AIに少し込み入った計算を頼んだら、答えだけがポンと返ってきて、しかも数字が合っていなかった。その経験があるなら、足りていなかったのは性能ではなく「途中の作業をする場所」です。
人間だって3桁の掛け算を暗算で通せと言われれば間違えます。紙に書けば、たいてい合います。AIにその紙を渡す考え方が、スクラッチパッドです。
スクラッチパッドとは?AIが答える前に使う下書き用紙

スクラッチパッドとは、AIが最終的な答えを出す前に、途中の考えや計算をいったん書き出しておく作業領域のことです。
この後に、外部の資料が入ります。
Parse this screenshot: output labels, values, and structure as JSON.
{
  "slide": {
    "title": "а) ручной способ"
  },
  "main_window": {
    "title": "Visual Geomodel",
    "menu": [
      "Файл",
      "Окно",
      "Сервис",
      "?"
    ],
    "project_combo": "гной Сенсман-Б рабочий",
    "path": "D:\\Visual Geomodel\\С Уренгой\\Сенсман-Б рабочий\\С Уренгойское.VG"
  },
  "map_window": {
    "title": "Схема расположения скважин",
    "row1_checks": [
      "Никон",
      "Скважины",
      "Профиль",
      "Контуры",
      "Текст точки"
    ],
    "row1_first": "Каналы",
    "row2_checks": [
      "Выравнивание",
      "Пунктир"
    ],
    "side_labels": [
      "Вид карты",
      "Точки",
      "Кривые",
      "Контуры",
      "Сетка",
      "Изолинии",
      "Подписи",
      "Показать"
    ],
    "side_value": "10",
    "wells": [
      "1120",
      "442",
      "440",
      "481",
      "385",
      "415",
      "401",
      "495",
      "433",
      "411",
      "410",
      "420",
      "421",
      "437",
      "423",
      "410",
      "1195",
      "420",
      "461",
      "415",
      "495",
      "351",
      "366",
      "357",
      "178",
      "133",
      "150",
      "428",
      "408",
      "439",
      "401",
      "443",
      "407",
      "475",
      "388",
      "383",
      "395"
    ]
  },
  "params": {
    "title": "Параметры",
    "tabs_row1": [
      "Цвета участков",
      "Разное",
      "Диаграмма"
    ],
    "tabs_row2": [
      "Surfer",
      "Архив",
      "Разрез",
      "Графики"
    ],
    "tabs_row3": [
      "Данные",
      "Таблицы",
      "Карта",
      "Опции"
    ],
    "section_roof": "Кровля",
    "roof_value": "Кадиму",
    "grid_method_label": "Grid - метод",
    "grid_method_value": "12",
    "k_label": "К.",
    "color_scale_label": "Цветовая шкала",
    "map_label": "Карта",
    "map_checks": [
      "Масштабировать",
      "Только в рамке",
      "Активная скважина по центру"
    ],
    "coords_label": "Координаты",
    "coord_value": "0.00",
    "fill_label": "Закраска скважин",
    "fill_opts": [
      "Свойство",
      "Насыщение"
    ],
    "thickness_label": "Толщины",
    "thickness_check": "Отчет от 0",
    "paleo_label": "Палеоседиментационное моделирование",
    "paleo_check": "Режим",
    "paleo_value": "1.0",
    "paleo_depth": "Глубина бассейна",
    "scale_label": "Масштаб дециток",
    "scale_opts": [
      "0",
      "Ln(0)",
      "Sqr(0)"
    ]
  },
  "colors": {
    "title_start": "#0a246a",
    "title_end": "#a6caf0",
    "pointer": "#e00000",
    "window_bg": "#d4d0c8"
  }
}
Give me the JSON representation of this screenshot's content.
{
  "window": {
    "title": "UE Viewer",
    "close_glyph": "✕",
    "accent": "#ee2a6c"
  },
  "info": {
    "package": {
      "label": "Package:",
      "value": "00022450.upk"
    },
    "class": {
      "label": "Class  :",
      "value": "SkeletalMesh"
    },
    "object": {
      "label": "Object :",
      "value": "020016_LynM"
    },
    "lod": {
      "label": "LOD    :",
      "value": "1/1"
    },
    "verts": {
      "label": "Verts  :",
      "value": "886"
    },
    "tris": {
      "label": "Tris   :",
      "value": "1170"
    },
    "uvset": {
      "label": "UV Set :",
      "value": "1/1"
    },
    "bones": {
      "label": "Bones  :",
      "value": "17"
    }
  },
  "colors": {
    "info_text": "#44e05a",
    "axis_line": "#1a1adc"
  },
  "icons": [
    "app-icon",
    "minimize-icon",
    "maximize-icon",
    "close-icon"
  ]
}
英語では走り書き用のメモ帳を指します。
読者に見せるための文章ではありません。AI自身が読み返すための作業板です。
たとえば「3つの拠点の経費を人数割りして、消費税を足して、月額に直して」という依頼。答えだけを出させると、どこかの工程がすっぽり抜けます。ところが「使う数字を並べてから計算して」と一言足すだけで、精度が変わります。
ここで出てくるトークンという言葉は、AIが扱う文字のかたまりのことです。日本語ならおおむね1文字前後が1トークン。この記事でも何度か出てきますが、意味はそれだけです。
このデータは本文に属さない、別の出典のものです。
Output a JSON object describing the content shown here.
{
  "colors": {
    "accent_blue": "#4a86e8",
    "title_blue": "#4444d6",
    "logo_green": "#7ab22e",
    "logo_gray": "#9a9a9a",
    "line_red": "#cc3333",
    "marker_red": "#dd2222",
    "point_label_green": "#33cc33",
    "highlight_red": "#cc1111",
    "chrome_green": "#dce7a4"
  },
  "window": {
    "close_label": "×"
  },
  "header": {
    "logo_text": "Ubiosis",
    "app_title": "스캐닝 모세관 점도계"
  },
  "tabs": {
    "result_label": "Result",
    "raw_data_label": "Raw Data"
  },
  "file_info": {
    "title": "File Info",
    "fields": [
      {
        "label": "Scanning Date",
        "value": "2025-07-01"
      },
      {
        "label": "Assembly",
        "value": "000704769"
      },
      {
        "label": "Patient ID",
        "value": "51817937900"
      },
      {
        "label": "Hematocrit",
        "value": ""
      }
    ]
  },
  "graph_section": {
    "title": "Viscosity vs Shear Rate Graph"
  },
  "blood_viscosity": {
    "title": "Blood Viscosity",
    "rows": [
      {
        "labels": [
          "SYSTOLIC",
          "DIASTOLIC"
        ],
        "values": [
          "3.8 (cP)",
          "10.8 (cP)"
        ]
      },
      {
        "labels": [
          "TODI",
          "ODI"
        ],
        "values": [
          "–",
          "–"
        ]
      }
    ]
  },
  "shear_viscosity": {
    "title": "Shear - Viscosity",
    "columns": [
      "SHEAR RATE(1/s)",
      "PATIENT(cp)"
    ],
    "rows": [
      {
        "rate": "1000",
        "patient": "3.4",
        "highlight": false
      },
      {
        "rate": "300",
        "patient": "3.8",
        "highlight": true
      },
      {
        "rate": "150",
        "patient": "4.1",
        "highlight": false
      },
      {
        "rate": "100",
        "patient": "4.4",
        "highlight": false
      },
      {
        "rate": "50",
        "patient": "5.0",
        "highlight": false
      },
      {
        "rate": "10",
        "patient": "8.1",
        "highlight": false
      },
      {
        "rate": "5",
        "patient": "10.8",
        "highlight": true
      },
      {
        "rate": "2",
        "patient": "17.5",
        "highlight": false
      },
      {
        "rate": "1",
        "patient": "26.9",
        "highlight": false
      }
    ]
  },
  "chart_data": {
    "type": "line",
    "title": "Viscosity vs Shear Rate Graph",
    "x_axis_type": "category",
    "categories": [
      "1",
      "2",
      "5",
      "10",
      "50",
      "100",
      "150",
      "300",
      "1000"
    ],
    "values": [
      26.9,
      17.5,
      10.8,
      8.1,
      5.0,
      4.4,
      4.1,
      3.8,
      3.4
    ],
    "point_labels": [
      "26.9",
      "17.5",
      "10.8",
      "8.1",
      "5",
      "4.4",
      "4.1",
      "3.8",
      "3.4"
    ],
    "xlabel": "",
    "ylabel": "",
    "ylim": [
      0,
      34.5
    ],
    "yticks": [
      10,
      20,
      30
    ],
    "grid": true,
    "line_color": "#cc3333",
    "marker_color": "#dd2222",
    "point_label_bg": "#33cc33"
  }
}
重要なのは置き場所の違いです。同じ「下書き」でも、会話の中に置くのか、外部のファイルに書き出すのかで、後述する費用も運用もまるで変わります。
なぜ下書きを書かせると精度が上がるのか?

AIは文章を一気に思いつくのではなく、次に来る言葉を一つずつ選びながら出力しています。だから「答えの1文字目」を出す瞬間に、すでに結論が決まってしまう。
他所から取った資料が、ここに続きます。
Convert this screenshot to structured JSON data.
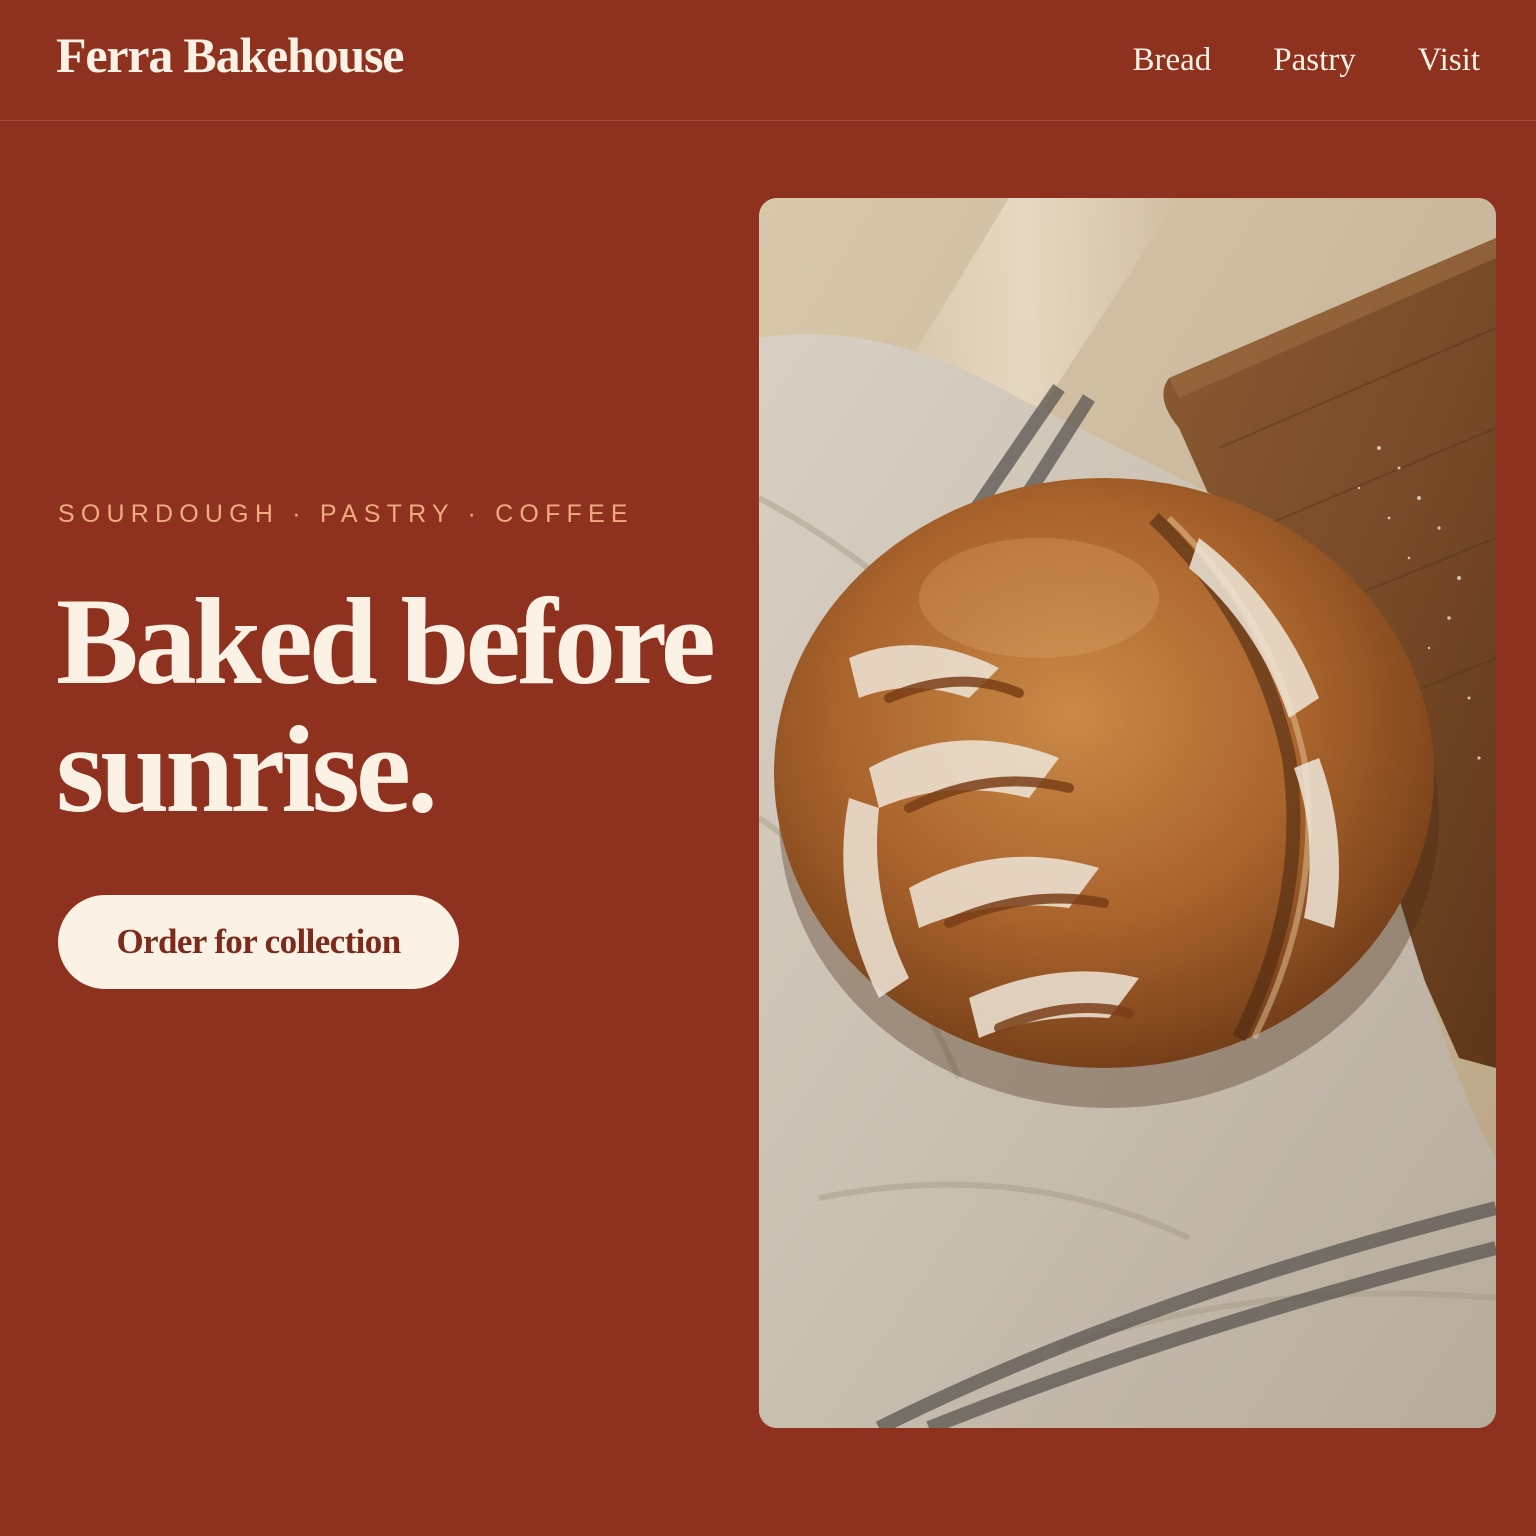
{
  "header": {
    "brand": "Ferra Bakehouse",
    "nav": [
      {
        "label": "Bread"
      },
      {
        "label": "Pastry"
      },
      {
        "label": "Visit"
      }
    ]
  },
  "hero": {
    "eyebrow": "SOURDOUGH · PASTRY · COFFEE",
    "headline": "Baked before sunrise.",
    "cta_label": "Order for collection"
  },
  "photo": {
    "subject": "sourdough-loaf-on-linen-cloth"
  },
  "colors": {
    "background": "#8f311f",
    "cream": "#fbf1e4",
    "eyebrow": "#f0ab7f",
    "cta_text": "#7c2a1b"
  }
}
途中の作業場所がないと、全工程を出力せずに済ませることになります。暗算と同じ状態。
書き出させると何が起きるか。生成済みの文字が、次の文字を選ぶときの材料としてそのまま使われます。自分で書いたメモを自分で読み直す形になり、工程が飛びにくくなります。
考える時間を、文字数で買っているとも言えます。
もう一つ効くのが、間違いが目に見えるようになることです。途中式が残っていれば、AI自身も「ここで単位がずれた」と気づける余地が生まれます。答えだけを出す構えでは、この見直しが起きません。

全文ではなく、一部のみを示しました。